Westpac Survey Shows Spikes in Feb Consumer Confidence
Fresh from the hold on cash rate implemented by the Reserve Bank of Australia (RBA) last week, consumer confidence appeared to have gained in the past two months, according to the latest Westpac-Melbourne Institute consumer sentiment index.
From the 97.1 points seen in January, the index shot up by 4.2 percent to 101.1 points, making the case for the two-month improvement that was preceded by the November and December roll backs on the policy rate decided by the RBA.
In a statement, Westpac chief economist Bill Evans acknowledged that the boost was largely influenced by what transpired in the dying months of 2011.
"This is a strong result and provides some lagged recognition from consumers of the two rate cuts which the Reserve Bank and the commercial banks delivered to mortgage and business borrowers," Evans said.
He added, however, that "the index is still 5.2 per cent below the level of a year ago and 13.6 per cent below its level of two years ago."
Notwithstanding, the indicators pointed to the likelihood that more Australians feel confident that their finance are presently healthy and that the economy is improving despite the unsettling signals being emitted from Europe, analysts said.
The hold last week came as the RBA attempted last year to erect a firewall that is said would ease down inflationary pressures looming in the last quarter of 2011, manifested by the successive rate cut backs that left the cash rate at 4.24 percent.
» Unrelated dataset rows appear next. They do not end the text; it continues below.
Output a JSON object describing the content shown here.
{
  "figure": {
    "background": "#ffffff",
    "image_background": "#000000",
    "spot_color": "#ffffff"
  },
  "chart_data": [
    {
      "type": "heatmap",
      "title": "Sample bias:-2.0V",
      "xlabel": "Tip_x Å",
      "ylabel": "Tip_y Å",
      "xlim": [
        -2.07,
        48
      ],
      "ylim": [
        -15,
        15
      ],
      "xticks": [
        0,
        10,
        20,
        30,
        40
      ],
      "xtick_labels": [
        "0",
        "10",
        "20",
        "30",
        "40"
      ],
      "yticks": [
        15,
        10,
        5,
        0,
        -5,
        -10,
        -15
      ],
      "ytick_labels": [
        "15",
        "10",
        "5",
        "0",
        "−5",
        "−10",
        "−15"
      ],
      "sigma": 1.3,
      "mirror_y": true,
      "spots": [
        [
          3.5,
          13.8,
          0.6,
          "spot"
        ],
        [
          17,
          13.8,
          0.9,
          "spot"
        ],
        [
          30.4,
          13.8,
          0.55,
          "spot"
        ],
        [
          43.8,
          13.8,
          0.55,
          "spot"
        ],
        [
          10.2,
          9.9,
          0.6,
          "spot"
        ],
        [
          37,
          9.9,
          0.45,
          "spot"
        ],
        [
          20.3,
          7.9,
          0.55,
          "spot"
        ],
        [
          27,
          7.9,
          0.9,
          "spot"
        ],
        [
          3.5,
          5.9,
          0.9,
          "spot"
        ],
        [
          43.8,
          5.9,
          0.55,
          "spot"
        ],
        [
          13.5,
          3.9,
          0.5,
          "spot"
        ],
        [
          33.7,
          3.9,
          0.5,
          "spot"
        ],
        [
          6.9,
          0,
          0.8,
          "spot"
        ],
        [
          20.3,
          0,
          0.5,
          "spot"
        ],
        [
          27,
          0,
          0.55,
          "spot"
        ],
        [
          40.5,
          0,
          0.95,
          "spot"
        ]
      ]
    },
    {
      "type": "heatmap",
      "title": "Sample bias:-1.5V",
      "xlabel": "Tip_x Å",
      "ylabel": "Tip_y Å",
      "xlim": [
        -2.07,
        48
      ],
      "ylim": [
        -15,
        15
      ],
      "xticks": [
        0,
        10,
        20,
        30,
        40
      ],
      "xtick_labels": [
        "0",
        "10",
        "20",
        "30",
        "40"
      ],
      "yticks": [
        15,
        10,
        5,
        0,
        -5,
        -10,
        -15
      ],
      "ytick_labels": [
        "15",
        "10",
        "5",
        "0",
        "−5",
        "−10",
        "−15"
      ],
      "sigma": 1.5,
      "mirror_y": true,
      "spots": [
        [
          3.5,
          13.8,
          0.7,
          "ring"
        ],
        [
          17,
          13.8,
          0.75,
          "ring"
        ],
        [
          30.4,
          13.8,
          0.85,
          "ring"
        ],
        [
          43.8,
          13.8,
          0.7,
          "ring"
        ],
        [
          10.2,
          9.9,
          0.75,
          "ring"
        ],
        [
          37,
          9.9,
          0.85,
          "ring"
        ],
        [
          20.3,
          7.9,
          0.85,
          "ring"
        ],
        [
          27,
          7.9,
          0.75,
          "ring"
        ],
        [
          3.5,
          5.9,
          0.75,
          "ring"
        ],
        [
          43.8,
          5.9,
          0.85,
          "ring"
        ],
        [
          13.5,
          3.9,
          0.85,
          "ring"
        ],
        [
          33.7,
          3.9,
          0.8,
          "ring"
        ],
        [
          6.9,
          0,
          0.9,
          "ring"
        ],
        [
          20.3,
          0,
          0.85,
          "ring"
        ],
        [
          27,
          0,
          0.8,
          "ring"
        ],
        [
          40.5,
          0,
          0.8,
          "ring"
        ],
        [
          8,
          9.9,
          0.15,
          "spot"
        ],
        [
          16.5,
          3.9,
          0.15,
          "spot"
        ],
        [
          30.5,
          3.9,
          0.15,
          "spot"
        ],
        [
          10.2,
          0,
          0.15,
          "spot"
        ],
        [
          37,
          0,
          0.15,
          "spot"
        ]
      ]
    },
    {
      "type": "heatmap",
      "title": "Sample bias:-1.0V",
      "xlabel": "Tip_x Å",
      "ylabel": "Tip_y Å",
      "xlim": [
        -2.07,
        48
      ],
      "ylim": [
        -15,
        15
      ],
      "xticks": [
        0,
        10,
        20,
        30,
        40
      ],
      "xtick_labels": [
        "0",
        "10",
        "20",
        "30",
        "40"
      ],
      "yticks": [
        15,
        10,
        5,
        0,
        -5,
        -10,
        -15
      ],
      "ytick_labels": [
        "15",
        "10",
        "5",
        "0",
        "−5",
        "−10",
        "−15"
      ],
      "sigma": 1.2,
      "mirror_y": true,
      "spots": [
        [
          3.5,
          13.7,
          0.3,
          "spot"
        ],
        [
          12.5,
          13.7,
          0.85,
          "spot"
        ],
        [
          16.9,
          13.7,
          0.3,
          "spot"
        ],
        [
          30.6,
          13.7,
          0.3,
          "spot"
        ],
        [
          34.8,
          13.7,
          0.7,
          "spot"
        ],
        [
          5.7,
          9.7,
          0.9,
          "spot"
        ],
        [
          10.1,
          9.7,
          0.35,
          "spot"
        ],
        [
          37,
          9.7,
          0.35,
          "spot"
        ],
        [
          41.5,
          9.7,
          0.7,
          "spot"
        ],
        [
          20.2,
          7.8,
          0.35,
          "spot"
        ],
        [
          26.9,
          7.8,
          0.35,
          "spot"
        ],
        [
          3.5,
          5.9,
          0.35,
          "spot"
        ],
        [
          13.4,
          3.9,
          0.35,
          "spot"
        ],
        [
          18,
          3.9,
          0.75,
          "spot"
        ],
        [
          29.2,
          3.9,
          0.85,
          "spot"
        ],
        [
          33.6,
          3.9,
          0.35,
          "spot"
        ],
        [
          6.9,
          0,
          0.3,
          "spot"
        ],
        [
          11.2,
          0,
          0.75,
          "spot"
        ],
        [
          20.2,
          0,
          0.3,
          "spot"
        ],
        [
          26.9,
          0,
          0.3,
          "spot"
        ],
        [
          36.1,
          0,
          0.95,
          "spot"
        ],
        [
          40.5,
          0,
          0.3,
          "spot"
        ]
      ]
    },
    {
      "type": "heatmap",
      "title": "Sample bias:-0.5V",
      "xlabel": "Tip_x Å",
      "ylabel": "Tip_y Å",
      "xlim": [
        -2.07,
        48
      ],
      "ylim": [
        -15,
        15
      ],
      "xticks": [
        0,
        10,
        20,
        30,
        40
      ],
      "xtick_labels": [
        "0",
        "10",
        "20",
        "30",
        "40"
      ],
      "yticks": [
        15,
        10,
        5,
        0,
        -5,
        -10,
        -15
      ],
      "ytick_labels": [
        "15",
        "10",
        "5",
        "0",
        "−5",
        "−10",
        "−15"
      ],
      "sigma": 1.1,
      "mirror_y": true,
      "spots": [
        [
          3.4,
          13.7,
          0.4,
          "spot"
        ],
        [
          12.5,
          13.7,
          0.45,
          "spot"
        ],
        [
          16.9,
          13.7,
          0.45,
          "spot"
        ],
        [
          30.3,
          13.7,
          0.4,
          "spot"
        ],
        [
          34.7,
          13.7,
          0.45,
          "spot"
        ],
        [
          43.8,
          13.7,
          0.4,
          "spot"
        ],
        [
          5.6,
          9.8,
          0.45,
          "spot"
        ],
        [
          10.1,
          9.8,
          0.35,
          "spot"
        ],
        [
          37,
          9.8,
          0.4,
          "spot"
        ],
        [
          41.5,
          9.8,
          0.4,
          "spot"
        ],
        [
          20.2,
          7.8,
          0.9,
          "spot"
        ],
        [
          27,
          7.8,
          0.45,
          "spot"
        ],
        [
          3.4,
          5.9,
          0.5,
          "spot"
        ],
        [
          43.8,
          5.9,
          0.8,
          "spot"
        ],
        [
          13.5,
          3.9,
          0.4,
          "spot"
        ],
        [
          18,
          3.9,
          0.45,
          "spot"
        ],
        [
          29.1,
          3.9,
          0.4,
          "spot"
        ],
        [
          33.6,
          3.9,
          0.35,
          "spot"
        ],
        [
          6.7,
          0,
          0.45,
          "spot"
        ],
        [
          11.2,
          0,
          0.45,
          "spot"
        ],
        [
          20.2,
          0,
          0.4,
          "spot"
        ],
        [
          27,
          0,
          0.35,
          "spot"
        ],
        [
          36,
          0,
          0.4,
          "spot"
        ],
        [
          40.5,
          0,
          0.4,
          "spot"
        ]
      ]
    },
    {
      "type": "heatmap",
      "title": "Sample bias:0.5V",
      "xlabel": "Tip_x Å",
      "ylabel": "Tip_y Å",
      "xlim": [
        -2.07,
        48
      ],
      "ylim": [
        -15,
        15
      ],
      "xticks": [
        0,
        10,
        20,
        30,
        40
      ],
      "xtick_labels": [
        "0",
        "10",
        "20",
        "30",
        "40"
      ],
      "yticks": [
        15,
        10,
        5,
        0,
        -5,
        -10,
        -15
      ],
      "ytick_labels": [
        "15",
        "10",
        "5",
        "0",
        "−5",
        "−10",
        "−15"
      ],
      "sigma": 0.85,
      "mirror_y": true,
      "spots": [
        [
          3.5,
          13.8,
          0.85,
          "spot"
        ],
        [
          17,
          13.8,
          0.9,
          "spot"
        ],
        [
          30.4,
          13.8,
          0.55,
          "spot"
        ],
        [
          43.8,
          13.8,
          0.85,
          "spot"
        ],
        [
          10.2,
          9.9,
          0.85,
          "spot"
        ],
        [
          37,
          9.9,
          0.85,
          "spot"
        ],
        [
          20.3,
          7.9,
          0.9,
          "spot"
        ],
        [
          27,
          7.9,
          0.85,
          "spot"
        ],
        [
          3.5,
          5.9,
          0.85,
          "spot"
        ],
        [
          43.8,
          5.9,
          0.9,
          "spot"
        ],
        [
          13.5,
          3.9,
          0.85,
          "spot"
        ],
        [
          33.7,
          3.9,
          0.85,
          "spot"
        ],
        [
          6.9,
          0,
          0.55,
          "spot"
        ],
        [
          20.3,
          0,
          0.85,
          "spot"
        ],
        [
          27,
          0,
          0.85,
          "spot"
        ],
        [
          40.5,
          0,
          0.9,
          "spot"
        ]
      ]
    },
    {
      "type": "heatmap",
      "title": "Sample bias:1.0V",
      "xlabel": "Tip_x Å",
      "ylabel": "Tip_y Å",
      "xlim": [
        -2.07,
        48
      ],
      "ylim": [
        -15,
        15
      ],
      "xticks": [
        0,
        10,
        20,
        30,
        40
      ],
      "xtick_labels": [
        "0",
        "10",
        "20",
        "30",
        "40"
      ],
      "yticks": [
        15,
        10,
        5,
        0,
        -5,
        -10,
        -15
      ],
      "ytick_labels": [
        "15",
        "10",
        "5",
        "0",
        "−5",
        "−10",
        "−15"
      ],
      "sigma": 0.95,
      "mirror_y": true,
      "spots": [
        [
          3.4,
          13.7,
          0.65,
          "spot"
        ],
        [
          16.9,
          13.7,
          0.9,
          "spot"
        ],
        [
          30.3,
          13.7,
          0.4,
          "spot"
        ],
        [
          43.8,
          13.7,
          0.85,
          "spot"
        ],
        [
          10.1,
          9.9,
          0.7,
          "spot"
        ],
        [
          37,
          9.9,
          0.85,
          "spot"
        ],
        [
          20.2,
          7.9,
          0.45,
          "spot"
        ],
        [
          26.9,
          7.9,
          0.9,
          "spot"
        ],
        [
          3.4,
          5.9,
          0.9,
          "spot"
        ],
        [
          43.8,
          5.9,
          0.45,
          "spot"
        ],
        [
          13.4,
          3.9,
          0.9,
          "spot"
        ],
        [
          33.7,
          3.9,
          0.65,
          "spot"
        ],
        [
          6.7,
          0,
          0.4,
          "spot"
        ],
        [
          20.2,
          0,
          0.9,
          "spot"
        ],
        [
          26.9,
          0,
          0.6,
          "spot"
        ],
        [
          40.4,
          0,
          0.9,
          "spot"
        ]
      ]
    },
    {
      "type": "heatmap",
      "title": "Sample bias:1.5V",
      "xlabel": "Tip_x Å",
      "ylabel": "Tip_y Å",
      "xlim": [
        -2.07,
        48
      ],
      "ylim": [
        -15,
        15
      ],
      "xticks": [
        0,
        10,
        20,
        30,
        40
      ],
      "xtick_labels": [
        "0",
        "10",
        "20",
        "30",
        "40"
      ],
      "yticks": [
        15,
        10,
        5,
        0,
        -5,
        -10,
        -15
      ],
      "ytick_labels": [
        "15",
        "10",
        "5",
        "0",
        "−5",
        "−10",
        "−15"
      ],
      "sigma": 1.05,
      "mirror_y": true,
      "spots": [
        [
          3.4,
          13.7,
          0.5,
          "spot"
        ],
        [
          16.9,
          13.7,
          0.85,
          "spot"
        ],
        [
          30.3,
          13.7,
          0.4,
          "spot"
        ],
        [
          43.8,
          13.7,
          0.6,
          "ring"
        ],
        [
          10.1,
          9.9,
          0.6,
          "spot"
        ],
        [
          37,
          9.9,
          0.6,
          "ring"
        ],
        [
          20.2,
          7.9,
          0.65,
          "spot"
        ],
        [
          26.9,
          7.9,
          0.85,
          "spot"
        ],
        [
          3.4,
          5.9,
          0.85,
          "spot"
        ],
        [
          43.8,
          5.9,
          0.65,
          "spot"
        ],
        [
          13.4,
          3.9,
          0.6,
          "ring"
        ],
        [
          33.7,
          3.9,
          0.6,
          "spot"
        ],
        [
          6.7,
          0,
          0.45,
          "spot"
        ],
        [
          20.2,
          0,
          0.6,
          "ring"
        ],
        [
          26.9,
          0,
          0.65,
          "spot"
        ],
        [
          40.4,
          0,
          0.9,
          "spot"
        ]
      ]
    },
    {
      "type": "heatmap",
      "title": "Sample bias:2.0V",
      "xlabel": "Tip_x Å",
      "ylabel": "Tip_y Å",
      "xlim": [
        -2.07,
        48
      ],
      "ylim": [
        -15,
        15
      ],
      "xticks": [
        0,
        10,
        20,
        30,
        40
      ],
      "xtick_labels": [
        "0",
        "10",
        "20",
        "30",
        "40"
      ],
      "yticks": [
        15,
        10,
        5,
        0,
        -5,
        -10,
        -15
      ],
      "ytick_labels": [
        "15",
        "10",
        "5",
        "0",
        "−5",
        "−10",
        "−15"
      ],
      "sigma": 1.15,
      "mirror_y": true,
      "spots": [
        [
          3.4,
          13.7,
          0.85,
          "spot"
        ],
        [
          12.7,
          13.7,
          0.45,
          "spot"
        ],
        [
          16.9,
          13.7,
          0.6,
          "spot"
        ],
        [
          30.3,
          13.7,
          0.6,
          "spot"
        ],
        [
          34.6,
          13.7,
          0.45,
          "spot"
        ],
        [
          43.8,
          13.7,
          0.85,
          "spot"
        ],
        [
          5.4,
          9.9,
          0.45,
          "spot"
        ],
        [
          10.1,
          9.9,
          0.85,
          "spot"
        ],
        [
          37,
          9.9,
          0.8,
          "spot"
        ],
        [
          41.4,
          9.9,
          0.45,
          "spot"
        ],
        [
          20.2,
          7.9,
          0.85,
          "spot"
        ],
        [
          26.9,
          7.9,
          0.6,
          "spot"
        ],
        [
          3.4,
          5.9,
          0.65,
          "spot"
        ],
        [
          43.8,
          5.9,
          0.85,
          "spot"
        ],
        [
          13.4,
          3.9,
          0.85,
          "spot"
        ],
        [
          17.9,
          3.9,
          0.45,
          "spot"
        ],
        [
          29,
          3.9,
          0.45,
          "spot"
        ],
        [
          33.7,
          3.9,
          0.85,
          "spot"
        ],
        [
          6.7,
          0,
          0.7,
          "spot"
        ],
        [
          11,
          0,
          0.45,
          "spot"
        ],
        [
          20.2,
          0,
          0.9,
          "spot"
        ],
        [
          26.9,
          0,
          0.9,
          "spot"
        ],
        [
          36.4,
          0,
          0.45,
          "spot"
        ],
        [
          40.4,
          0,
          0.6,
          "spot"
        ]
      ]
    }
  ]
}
Apparently confident of the economy's present pace, the RBA board decided for a pause this month despite concerns that the global economic situation was far from improving, a sentiment that prompted major Aussie banks to hike their mortgage rates.
And with that, economists were somewhat surprised that consumers appear to be unfazed by the prospect of higher debt servicing in the immediate months ahead.
Most likely, consumer sentiments may have been influenced by earlier talks of another cuts coming from the RBA right about the time that survey was conducted, Evans said.
"Media coverage gave households strong reason to believe that the Reserve Bank was about to cut interest rates for a third time ... and while there was some speculation that the commercial banks would not pass the cut on in full, respondents were likely buoyed by the prospect of even lower mortgage rates," Evans explained.
While the general sentiment is for the RBA to further push down the cash rate, Evans said that the latest survey would probably make that scenario a bit remote now, meaning a downward movement next month would be unlikely.
Yet he added "we continue to believe that lower rates are required and the best policy response is to move earlier rather than delay."
If that should happen in March, banks should be compelled by that time to pass on the cuts to consumers considering the general condition of the economy, especially that of the labour market, Evans said.